Digest of Tyco Healthcare Group LP, v. Ethicon Endo-Surgery, Inc., No. 2013-1324, -1381 (Fed. Cir. Dec. 4, 2014) (precedential). On appeal from D. Conn. Before Prost, Reyna, and Hughes.
Procedural Posture: Ethicon was found to infringe claims of three Tyco patents directed to ultrasonic cutting and coagulating surgical devices, and the district court awarded damages to Tyco in the amount of $176 million. Ethicon appeals from judgment that certain asserted claims of Tyco’s patents would not have been obvious under 35 U.S.C. § 103. Tyco cross-appeals from judgment that the other asserted claims are anticipated under 35 U.S.C. § 102(g). CAFC affirmed invalidity of certain claims under § 102(g), reversed determination of no invalidity under § 103, and vacated damages award.
- Anticipation—§ 102(g): The district court correctly held that an Ethicon prototype, which anticipated 26 of Tyco’s asserted claims, was prior art under 35 U.S.C. § 102(g) “because Ethicon conceived of the prototype before Tyco’s January 1997 conception date and diligently reduced it to practice without abandoning, suppressing, or concealing it thereafter.” The argument that Ethicon’s patent applications covering its prototype fail the written description and enablement requirements of § 112 is “irrelevant to the determination of whether the Ethicon Prototype itself qualifies as prior art under § 102(g).”

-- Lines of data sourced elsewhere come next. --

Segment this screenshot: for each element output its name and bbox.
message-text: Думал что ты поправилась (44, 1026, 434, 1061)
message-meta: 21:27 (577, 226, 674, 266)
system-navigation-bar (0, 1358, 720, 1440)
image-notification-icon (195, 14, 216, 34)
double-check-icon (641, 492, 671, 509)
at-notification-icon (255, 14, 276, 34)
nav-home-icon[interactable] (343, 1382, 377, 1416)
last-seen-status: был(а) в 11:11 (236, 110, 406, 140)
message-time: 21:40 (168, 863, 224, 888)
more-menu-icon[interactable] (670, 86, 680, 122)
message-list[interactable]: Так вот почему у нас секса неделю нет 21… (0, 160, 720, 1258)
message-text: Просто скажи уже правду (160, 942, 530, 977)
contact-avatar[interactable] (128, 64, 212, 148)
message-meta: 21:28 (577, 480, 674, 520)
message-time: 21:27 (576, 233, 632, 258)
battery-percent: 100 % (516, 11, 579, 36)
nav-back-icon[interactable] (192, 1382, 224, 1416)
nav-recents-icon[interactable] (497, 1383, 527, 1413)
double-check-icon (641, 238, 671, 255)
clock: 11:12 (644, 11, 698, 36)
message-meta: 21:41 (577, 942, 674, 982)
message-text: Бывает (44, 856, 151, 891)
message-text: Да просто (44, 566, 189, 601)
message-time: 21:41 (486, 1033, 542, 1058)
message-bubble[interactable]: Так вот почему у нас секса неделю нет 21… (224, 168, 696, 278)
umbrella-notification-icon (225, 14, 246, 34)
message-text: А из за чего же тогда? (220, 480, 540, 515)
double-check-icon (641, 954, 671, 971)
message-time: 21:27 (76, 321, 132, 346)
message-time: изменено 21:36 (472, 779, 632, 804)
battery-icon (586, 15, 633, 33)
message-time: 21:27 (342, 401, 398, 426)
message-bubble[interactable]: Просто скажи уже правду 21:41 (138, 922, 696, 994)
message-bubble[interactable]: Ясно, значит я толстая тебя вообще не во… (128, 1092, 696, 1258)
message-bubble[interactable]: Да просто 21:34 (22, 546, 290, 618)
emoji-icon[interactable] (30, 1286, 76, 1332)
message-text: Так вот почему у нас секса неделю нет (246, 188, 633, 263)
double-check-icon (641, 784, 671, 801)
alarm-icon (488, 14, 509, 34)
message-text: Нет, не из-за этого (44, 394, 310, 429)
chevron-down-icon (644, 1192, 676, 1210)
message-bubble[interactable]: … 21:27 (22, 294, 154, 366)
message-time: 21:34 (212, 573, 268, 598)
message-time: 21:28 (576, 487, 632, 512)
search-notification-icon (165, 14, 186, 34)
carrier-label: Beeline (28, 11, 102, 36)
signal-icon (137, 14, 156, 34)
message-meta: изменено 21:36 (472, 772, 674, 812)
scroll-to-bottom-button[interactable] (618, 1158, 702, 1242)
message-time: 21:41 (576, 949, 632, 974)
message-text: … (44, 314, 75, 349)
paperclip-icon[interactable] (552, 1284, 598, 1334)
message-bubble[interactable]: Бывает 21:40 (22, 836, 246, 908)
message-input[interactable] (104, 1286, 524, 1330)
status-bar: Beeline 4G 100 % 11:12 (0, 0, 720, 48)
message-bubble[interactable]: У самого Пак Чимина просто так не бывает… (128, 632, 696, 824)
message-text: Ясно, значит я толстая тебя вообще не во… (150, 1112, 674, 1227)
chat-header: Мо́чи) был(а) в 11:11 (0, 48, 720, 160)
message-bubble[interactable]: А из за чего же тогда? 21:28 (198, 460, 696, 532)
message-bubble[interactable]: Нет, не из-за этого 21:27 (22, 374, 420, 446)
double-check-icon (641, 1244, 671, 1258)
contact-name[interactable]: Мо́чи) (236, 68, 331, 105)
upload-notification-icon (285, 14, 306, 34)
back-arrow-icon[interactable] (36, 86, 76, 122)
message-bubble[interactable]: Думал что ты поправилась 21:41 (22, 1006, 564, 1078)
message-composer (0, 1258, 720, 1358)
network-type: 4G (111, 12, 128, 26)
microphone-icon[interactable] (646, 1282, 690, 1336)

- Obviousness: 102(g) Prior Art as 103 Prior Art. The district court improperly refused to consider the Ethicon prototype to be prior art for obviousness analysis under § 103: “Absent the application of a statutory exception, § 102(g) prior art may serve as prior art under § 103.” Reduction to practice of the prior art before the priority date of the asserted patent is not required when a reference otherwise qualifies as prior art under § 102(g). Further, a prior invention under § 102(g) does not need to be “known to the art” or to the patentee at the time of invention to constitute prior art under § 103.

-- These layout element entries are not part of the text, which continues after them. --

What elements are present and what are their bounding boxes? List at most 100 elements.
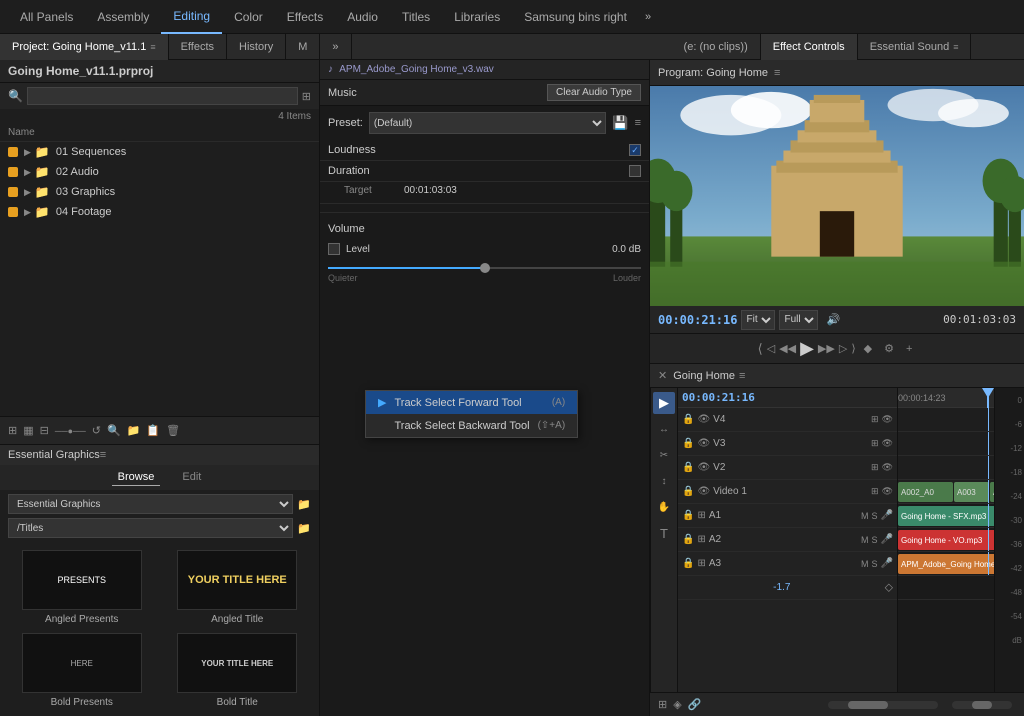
essential-sound-menu-icon[interactable]: ≡ xyxy=(953,42,958,52)
a1-solo[interactable]: S xyxy=(872,511,878,521)
graphics-source-dropdown[interactable]: Essential Graphics xyxy=(8,494,293,514)
folder-01-sequences[interactable]: ▶ 📁 01 Sequences xyxy=(0,142,319,162)
a1-mute[interactable]: M xyxy=(861,511,869,521)
tab-markers[interactable]: M xyxy=(286,34,320,60)
a2-clip-vo[interactable]: Going Home - VO.mp3 xyxy=(898,530,994,550)
lock-icon[interactable]: 🔒 xyxy=(682,534,694,545)
add-to-timeline-icon[interactable]: + xyxy=(906,343,912,355)
track-backward-tool-item[interactable]: ▶ Track Select Backward Tool (⇧+A) xyxy=(366,414,577,437)
track-select-tool[interactable]: ↔ xyxy=(653,418,675,440)
fit-dropdown[interactable]: Fit xyxy=(741,310,775,330)
hand-tool[interactable]: ✋ xyxy=(653,496,675,518)
scrollbar-thumb[interactable] xyxy=(848,701,888,709)
lock-icon[interactable]: 🔒 xyxy=(682,438,694,449)
keyframe-icon[interactable]: ⬦ xyxy=(885,580,893,595)
tab-more-panels[interactable]: » xyxy=(320,34,351,60)
nav-audio[interactable]: Audio xyxy=(335,0,390,34)
v4-settings-icon[interactable]: ⊞ xyxy=(871,414,879,425)
zoom-scrollbar[interactable] xyxy=(952,701,1012,709)
nav-samsung[interactable]: Samsung bins right xyxy=(512,0,639,34)
folder-03-graphics[interactable]: ▶ 📁 03 Graphics xyxy=(0,182,319,202)
v1-clip-a003[interactable]: A003 xyxy=(954,482,989,502)
lock-icon[interactable]: 🔒 xyxy=(682,414,694,425)
new-folder-icon[interactable]: 📁 xyxy=(297,498,311,511)
graphic-angled-presents[interactable]: PRESENTS Angled Presents xyxy=(8,550,156,625)
type-tool[interactable]: T xyxy=(653,522,675,544)
fast-forward-icon[interactable]: ▶▶ xyxy=(818,342,835,355)
v3-settings-icon[interactable]: ⊞ xyxy=(871,438,879,449)
grid-icon[interactable]: ▦ xyxy=(23,424,33,437)
visibility-icon[interactable]: 👁 xyxy=(697,414,710,425)
nav-all-panels[interactable]: All Panels xyxy=(8,0,85,34)
panel-menu-icon[interactable]: ≡ xyxy=(150,42,155,52)
new-bin-icon[interactable]: 📋 xyxy=(146,424,160,437)
preset-dropdown[interactable]: (Default) xyxy=(369,112,607,134)
search-icon[interactable]: 🔍 xyxy=(107,424,121,437)
nav-libraries[interactable]: Libraries xyxy=(442,0,512,34)
settings-icon[interactable]: ⊞ xyxy=(697,558,705,569)
list-icon[interactable]: ⊞ xyxy=(8,424,17,437)
ripple-tool[interactable]: ✂ xyxy=(653,444,675,466)
goto-out-icon[interactable]: ⟩ xyxy=(851,342,855,355)
v1-clip-a00[interactable]: A00 xyxy=(990,482,994,502)
nav-assembly[interactable]: Assembly xyxy=(85,0,161,34)
snap-icon[interactable]: ◈ xyxy=(673,698,681,711)
nav-effects[interactable]: Effects xyxy=(275,0,335,34)
linked-icon[interactable]: 🔗 xyxy=(688,698,702,711)
tab-effect-controls[interactable]: Effect Controls xyxy=(761,34,858,60)
full-dropdown[interactable]: Full xyxy=(779,310,818,330)
list-view-icon[interactable]: ⊞ xyxy=(302,90,311,103)
duration-checkbox[interactable] xyxy=(629,165,641,177)
timeline-scrollbar[interactable] xyxy=(828,701,938,709)
track-forward-tool-item[interactable]: ▶ Track Select Forward Tool (A) xyxy=(366,391,577,414)
preset-save-icon[interactable]: 💾 xyxy=(612,115,628,131)
settings-icon[interactable]: ⊞ xyxy=(697,534,705,545)
a3-mic-icon[interactable]: 🎤 xyxy=(881,558,893,569)
folder-04-footage[interactable]: ▶ 📁 04 Footage xyxy=(0,202,319,222)
preset-menu-icon[interactable]: ≡ xyxy=(635,117,641,129)
lock-icon[interactable]: 🔒 xyxy=(682,558,694,569)
program-menu-icon[interactable]: ≡ xyxy=(774,67,780,79)
step-forward-icon[interactable]: ▷ xyxy=(839,342,847,355)
speaker-icon[interactable]: 🔊 xyxy=(826,313,840,326)
volume-slider-track[interactable] xyxy=(328,267,641,269)
a1-clip-sfx[interactable]: Going Home - SFX.mp3 xyxy=(898,506,994,526)
level-checkbox[interactable] xyxy=(328,243,340,255)
step-back-icon[interactable]: ◁ xyxy=(767,342,775,355)
graphic-bold-title[interactable]: YOUR TITLE HERE Bold Title xyxy=(164,633,312,708)
graphics-path-dropdown[interactable]: /Titles xyxy=(8,518,293,538)
visibility-icon[interactable]: 👁 xyxy=(697,438,710,449)
tab-edit[interactable]: Edit xyxy=(176,469,207,486)
a3-solo[interactable]: S xyxy=(872,559,878,569)
loudness-checkbox[interactable] xyxy=(629,144,641,156)
a2-mute[interactable]: M xyxy=(861,535,869,545)
slider-thumb[interactable] xyxy=(480,263,490,273)
lock-icon[interactable]: 🔒 xyxy=(682,486,694,497)
folder-icon[interactable]: 📁 xyxy=(127,424,141,437)
v1-clip-a002[interactable]: A002_A0 xyxy=(898,482,953,502)
nav-editing[interactable]: Editing xyxy=(161,0,222,34)
tab-history[interactable]: History xyxy=(227,34,286,60)
tab-project[interactable]: Project: Going Home_v11.1 ≡ xyxy=(0,34,169,60)
nav-titles[interactable]: Titles xyxy=(390,0,442,34)
settings-icon[interactable]: ⚙ xyxy=(884,342,894,355)
goto-in-icon[interactable]: ⟨ xyxy=(758,341,763,357)
tab-effects[interactable]: Effects xyxy=(169,34,227,60)
selection-tool[interactable]: ▶ xyxy=(653,392,675,414)
a3-mute[interactable]: M xyxy=(861,559,869,569)
tab-no-clips[interactable]: (e: (no clips)) xyxy=(672,34,761,60)
a3-clip-apm[interactable]: APM_Adobe_Going Home_v3.wav xyxy=(898,554,994,574)
v2-settings-icon[interactable]: ⊞ xyxy=(871,462,879,473)
timeline-menu-icon[interactable]: ≡ xyxy=(739,370,745,382)
browse-icon[interactable]: 📁 xyxy=(297,522,311,535)
v2-eye-icon[interactable]: 👁 xyxy=(882,462,893,473)
nav-color[interactable]: Color xyxy=(222,0,275,34)
a2-solo[interactable]: S xyxy=(872,535,878,545)
visibility-icon[interactable]: 👁 xyxy=(697,462,710,473)
v3-eye-icon[interactable]: 👁 xyxy=(882,438,893,449)
v1-settings-icon[interactable]: ⊞ xyxy=(871,486,879,497)
a2-mic-icon[interactable]: 🎤 xyxy=(881,534,893,545)
play-button[interactable]: ▶ xyxy=(800,338,814,359)
a1-mic-icon[interactable]: 🎤 xyxy=(881,510,893,521)
refresh-icon[interactable]: ↺ xyxy=(92,424,101,437)
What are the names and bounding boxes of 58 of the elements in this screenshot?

- Obviousness: Prior Art Teachings. The district court erred in holding that certain claims are not invalid under § 103 in view of a combination of two prior art references, by disregarding one reference (Ethicon prototype) and improperly distinguishing the other (Davidson patent). A person of ordinary skill would have been motivated to employ the disclosed benefits of Davison’s curved blade in the Ethicon Prototype (straight blade), to treat tissue at “awkward angles of approach.”
- Obviousness: Analogous Art. The district court erred in holding that certain claims are not invalid under § 103 in view of a combination of two prior art references. The district court improperly disregarded the Ethicon prototype; and the other reference, while not directed to the same field of endeavor, is analogous art because it is “reasonably pertinent to the particular problem with which the inventor is involved.”